# whats better than 2 HD 5870



## commp

just wondered what people thought on whats better than 2 HD 5870 cards in xrossfire mode?


----------



## voyagerfan99

A single 6990 or a GTX 580


----------



## wolfeking

or a single GTX590, or the ROG GTX580 x2.


----------



## voyagerfan99

wolfeking said:


> or a single GTX590, or the ROG GTX580 x2.



Actually the GTX590 scored lower than the GTX580.
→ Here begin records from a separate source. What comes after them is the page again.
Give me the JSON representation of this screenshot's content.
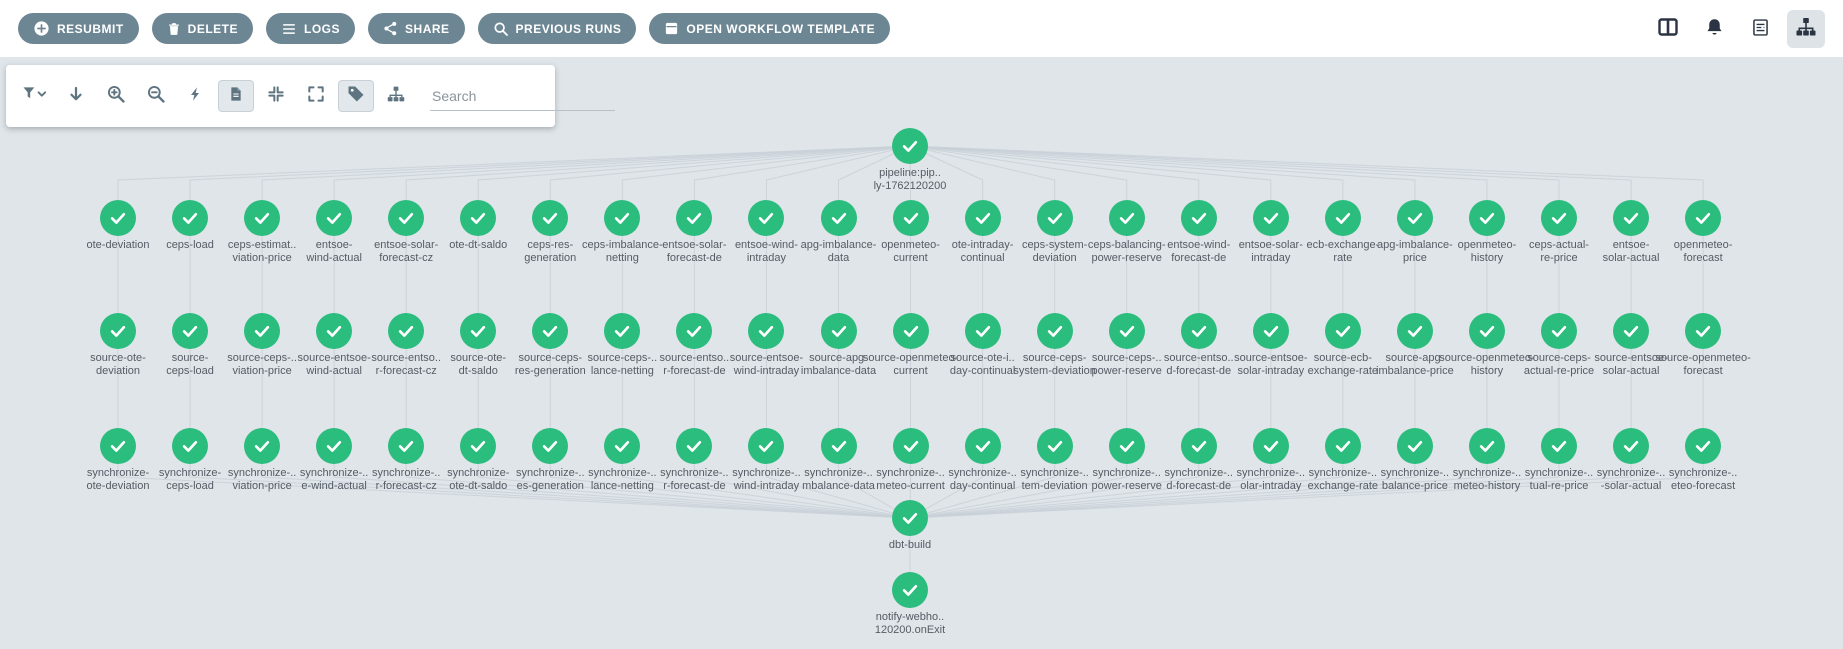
{
  "topbar": {
    "buttons": [
      {
        "label": "RESUBMIT",
        "icon": "plus-circle-icon"
      },
      {
        "label": "DELETE",
        "icon": "trash-icon"
      },
      {
        "label": "LOGS",
        "icon": "list-icon"
      },
      {
        "label": "SHARE",
        "icon": "share-icon"
      },
      {
        "label": "PREVIOUS RUNS",
        "icon": "search-icon"
      },
      {
        "label": "OPEN WORKFLOW TEMPLATE",
        "icon": "template-icon"
      }
    ],
    "right_icons": [
      "split-columns-icon",
      "bell-icon",
      "report-icon",
      "sitemap-icon"
    ],
    "active_right_icon": "sitemap-icon"
  },
  "graph_toolbar": {
    "icons": [
      "filter-icon",
      "down-arrow-icon",
      "zoom-in-icon",
      "zoom-out-icon",
      "lightning-icon",
      "document-icon",
      "compress-icon",
      "expand-icon",
      "tag-icon",
      "sitemap-icon"
    ],
    "active_icons": [
      "document-icon",
      "tag-icon"
    ],
    "search_placeholder": "Search"
  },
  "colors": {
    "button_bg": "#6d8694",
    "graph_bg": "#dfe5e9",
    "node_success": "#2bbd7d",
    "edge": "#c9d0d7",
    "label_text": "#565b64",
    "dark_icon": "#2a3442",
    "tool_icon": "#5f7481"
  },
  "graph": {
    "node_status": "succeeded",
    "root": [
      "pipeline:pip..",
      "ly-1762120200"
    ],
    "rows": [
      [
        [
          "ote-deviation"
        ],
        [
          "ceps-load"
        ],
        [
          "ceps-estimat..",
          "viation-price"
        ],
        [
          "entsoe-",
          "wind-actual"
        ],
        [
          "entsoe-solar-",
          "forecast-cz"
        ],
        [
          "ote-dt-saldo"
        ],
        [
          "ceps-res-",
          "generation"
        ],
        [
          "ceps-imbalance-",
          "netting"
        ],
        [
          "entsoe-solar-",
          "forecast-de"
        ],
        [
          "entsoe-wind-",
          "intraday"
        ],
        [
          "apg-imbalance-",
          "data"
        ],
        [
          "openmeteo-",
          "current"
        ],
        [
          "ote-intraday-",
          "continual"
        ],
        [
          "ceps-system-",
          "deviation"
        ],
        [
          "ceps-balancing-",
          "power-reserve"
        ],
        [
          "entsoe-wind-",
          "forecast-de"
        ],
        [
          "entsoe-solar-",
          "intraday"
        ],
        [
          "ecb-exchange-",
          "rate"
        ],
        [
          "apg-imbalance-",
          "price"
        ],
        [
          "openmeteo-",
          "history"
        ],
        [
          "ceps-actual-",
          "re-price"
        ],
        [
          "entsoe-",
          "solar-actual"
        ],
        [
          "openmeteo-",
          "forecast"
        ]
      ],
      [
        [
          "source-ote-",
          "deviation"
        ],
        [
          "source-",
          "ceps-load"
        ],
        [
          "source-ceps-..",
          "viation-price"
        ],
        [
          "source-entsoe-",
          "wind-actual"
        ],
        [
          "source-entso..",
          "r-forecast-cz"
        ],
        [
          "source-ote-",
          "dt-saldo"
        ],
        [
          "source-ceps-",
          "res-generation"
        ],
        [
          "source-ceps-..",
          "lance-netting"
        ],
        [
          "source-entso..",
          "r-forecast-de"
        ],
        [
          "source-entsoe-",
          "wind-intraday"
        ],
        [
          "source-apg-",
          "imbalance-data"
        ],
        [
          "source-openmeteo-",
          "current"
        ],
        [
          "source-ote-i..",
          "day-continual"
        ],
        [
          "source-ceps-",
          "system-deviation"
        ],
        [
          "source-ceps-..",
          "power-reserve"
        ],
        [
          "source-entso..",
          "d-forecast-de"
        ],
        [
          "source-entsoe-",
          "solar-intraday"
        ],
        [
          "source-ecb-",
          "exchange-rate"
        ],
        [
          "source-apg-",
          "imbalance-price"
        ],
        [
          "source-openmeteo-",
          "history"
        ],
        [
          "source-ceps-",
          "actual-re-price"
        ],
        [
          "source-entsoe-",
          "solar-actual"
        ],
        [
          "source-openmeteo-",
          "forecast"
        ]
      ],
      [
        [
          "synchronize-",
          "ote-deviation"
        ],
        [
          "synchronize-",
          "ceps-load"
        ],
        [
          "synchronize-..",
          "viation-price"
        ],
        [
          "synchronize-..",
          "e-wind-actual"
        ],
        [
          "synchronize-..",
          "r-forecast-cz"
        ],
        [
          "synchronize-",
          "ote-dt-saldo"
        ],
        [
          "synchronize-..",
          "es-generation"
        ],
        [
          "synchronize-..",
          "lance-netting"
        ],
        [
          "synchronize-..",
          "r-forecast-de"
        ],
        [
          "synchronize-..",
          "wind-intraday"
        ],
        [
          "synchronize-..",
          "mbalance-data"
        ],
        [
          "synchronize-..",
          "meteo-current"
        ],
        [
          "synchronize-..",
          "day-continual"
        ],
        [
          "synchronize-..",
          "tem-deviation"
        ],
        [
          "synchronize-..",
          "power-reserve"
        ],
        [
          "synchronize-..",
          "d-forecast-de"
        ],
        [
          "synchronize-..",
          "olar-intraday"
        ],
        [
          "synchronize-..",
          "exchange-rate"
        ],
        [
          "synchronize-..",
          "balance-price"
        ],
        [
          "synchronize-..",
          "meteo-history"
        ],
        [
          "synchronize-..",
          "tual-re-price"
        ],
        [
          "synchronize-..",
          "-solar-actual"
        ],
        [
          "synchronize-..",
          "eteo-forecast"
        ]
      ]
    ],
    "dbt_build": [
      "dbt-build"
    ],
    "on_exit": [
      "notify-webho..",
      "120200.onExit"
    ]
  }
}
http://www.videocardbenchmark.net/gpu.php?gpu=GeForce+GTX+590


----------



## wolfeking

but hes asking what will outperform CF 5870, not whats better than a 580. Assuming good drivers (nvidia is good on that), it should be way better than CF 5870.


----------



## commp

Ok thanks for the input i had a option to pay 230 $ for another hd 5870 but i thought for that money plus a lttle i could could a better route


----------



## linkin

$230 is a bit much for a 5870 these days. I reckon you should sell yours and buy a 560Ti or two.


----------



## jonnyp11

linkin said:


> $230 is a bit much for a 5870 these days. I reckon you should sell yours and buy a 560Ti or two.



or maybe the evga 560ti x2


----------